Table 2. Comparison among B, G, S with respect to AP & oLRP and their best class-specific configurations. The mean of class thresholds are assigned as N/A since the thresholds are set class-specific and the mean is not used. Note that unlike AP, lower scores are better for LRP.

Effect of the Class-Specific Thresholds: Compared to G, owing to the class-specific thresholds, S has \(2.3\%\) better mAP and \(0.6\%\) better moLRP as shown in Table 2. However, since the mean is dominated by \(s^*\) around 0.5, it is better to focus on classes with low or high \(s^*\) values in order to grasp the effect of the approach. The “bus” class has the lowest \(s^*\) with 0.27. For this class, S surpasses G by \(8.7\%\) in AP and \(4.1\%\) in oLRP. This performance increase is also observed for other classes with very low thresholds, such as “airplane”,“bicycle” and “zebra”. For these classes with lower thresholds, the effect of class-specific threshold on the RP curve is to stretch the curve in the recall domain (maybe by accepting some loss in precision) as shown in the “bus” example in Fig. 6. Not surprisingly,“cow” is one of the two classes for which AP of S is lower since its threshold is the highest and thereby causing recall to be more limited. On the other hand, regarding oLRP, the result is not worse since this time the RP curve is stretched through the positive precision, as shown in Fig. 6, allowing better FP errors. Thus, in any case, lower or higher, the threshold setting method aims to discover the best RP curve.

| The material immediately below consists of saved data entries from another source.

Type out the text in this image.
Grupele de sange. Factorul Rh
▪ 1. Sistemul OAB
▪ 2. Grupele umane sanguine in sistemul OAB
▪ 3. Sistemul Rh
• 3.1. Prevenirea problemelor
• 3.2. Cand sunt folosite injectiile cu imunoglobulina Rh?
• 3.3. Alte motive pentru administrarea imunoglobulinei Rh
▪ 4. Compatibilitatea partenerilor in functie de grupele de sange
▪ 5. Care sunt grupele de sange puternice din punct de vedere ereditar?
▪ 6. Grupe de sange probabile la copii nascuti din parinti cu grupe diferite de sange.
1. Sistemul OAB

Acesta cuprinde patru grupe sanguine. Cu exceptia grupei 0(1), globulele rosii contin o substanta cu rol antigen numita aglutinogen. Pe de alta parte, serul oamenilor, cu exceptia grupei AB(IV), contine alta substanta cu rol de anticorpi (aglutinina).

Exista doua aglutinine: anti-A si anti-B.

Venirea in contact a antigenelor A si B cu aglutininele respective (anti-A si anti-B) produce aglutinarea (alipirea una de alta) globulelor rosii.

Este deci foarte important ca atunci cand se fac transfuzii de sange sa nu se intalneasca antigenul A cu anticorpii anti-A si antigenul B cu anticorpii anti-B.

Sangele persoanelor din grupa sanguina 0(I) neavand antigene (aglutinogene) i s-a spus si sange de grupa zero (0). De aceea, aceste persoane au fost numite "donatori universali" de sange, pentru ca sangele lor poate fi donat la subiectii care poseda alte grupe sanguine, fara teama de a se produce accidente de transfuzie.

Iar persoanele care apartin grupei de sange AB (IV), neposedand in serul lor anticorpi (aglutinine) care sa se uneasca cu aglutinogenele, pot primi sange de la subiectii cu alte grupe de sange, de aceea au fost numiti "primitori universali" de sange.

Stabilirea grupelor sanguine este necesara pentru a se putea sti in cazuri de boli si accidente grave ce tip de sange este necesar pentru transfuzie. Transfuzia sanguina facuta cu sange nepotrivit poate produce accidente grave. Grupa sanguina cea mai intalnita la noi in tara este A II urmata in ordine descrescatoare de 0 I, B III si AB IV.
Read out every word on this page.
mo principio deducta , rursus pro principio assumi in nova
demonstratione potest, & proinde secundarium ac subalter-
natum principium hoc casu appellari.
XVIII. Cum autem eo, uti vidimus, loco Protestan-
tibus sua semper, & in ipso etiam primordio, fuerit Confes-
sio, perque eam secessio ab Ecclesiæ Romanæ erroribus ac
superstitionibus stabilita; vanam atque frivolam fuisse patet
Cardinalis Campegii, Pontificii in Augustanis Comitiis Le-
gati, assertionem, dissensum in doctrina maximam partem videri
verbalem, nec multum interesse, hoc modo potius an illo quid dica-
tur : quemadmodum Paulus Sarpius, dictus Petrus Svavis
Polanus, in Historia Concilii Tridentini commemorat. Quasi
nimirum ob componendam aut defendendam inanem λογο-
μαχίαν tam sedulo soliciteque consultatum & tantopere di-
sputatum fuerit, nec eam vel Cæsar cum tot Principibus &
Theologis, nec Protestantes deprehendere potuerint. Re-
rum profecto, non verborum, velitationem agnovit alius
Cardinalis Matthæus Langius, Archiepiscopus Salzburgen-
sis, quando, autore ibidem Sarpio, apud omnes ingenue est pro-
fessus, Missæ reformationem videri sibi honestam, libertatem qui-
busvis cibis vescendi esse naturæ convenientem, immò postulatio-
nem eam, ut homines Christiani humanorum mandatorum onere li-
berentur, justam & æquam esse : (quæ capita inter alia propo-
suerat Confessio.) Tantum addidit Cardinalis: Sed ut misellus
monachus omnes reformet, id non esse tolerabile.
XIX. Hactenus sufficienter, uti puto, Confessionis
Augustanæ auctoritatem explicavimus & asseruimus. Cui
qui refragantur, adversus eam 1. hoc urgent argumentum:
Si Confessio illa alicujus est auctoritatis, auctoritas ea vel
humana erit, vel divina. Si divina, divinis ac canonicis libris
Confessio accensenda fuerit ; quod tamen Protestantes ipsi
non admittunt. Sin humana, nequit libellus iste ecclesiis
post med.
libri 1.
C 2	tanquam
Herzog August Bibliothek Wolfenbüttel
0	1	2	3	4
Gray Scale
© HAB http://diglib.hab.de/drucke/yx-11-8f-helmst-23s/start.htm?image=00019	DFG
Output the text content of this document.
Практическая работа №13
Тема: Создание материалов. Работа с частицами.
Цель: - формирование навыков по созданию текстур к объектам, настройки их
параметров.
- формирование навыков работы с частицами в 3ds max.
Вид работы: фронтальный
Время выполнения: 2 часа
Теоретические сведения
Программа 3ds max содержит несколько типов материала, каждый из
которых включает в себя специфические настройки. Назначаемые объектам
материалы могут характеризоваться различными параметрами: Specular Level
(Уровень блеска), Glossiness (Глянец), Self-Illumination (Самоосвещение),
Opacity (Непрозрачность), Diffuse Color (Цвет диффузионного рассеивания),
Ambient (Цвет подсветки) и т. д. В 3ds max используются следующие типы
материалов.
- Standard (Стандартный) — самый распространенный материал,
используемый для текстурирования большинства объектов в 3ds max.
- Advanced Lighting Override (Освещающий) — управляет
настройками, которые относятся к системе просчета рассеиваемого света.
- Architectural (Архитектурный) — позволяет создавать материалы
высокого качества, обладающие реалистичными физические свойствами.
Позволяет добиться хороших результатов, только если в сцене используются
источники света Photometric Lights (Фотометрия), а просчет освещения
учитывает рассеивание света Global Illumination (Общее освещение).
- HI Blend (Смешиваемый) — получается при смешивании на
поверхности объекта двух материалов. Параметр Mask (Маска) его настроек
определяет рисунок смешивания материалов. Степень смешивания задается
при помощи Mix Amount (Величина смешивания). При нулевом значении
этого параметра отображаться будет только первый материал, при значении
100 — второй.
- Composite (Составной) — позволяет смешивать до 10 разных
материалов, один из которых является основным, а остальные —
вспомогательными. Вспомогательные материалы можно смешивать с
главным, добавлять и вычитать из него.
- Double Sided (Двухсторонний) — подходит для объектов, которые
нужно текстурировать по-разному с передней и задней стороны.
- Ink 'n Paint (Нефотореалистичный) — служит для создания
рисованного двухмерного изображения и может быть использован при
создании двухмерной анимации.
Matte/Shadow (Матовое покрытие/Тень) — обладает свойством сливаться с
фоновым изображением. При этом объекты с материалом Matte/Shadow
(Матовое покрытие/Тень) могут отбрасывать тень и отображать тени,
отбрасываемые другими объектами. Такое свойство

There are four classes in total for which G is better than S in terms of oLRP. However, note that the maximum difference is \(0.2\%\) in oLRP and these are the classes with thresholds around 0.5. These suggest that choosing class-specific thresholds rather than the common general thresholding approach increases the performance of the detector especially for classes with low or high class-specific thresholds.

7 Conclusion

We introduced a novel performance metric, LRP, as an alternative to the dominantly used AP. LRP has a number of advantages over AP, which we demonstrated in the paper: (i) AP cannot distinguish between very different RP curves whereas LRP, through its error components, provides a richer evaluation in terms of TP, FN and localization. (ii) AP not does have a localization component and one needs to calculate AP@\(\tau \) with different \(\tau \) values. However, LRP explicitly includes a localization error component (\(1- \mathrm {oLRP_{IoU}}\) gives the mean localization accuracy of a detector). (iii) There are many practical use cases where one needs to set a detection threshold in order to obtain detections to be used in a subsequent stage. Optimal LRP provides a practical solution to this problem, which we demonstrated for online video object detection.

Supplementary Material. Supplementary material contains a detailed definition of AP, a result on the distribution of confidence thresholds, a description of the online detector and the proof that LRP is a metric.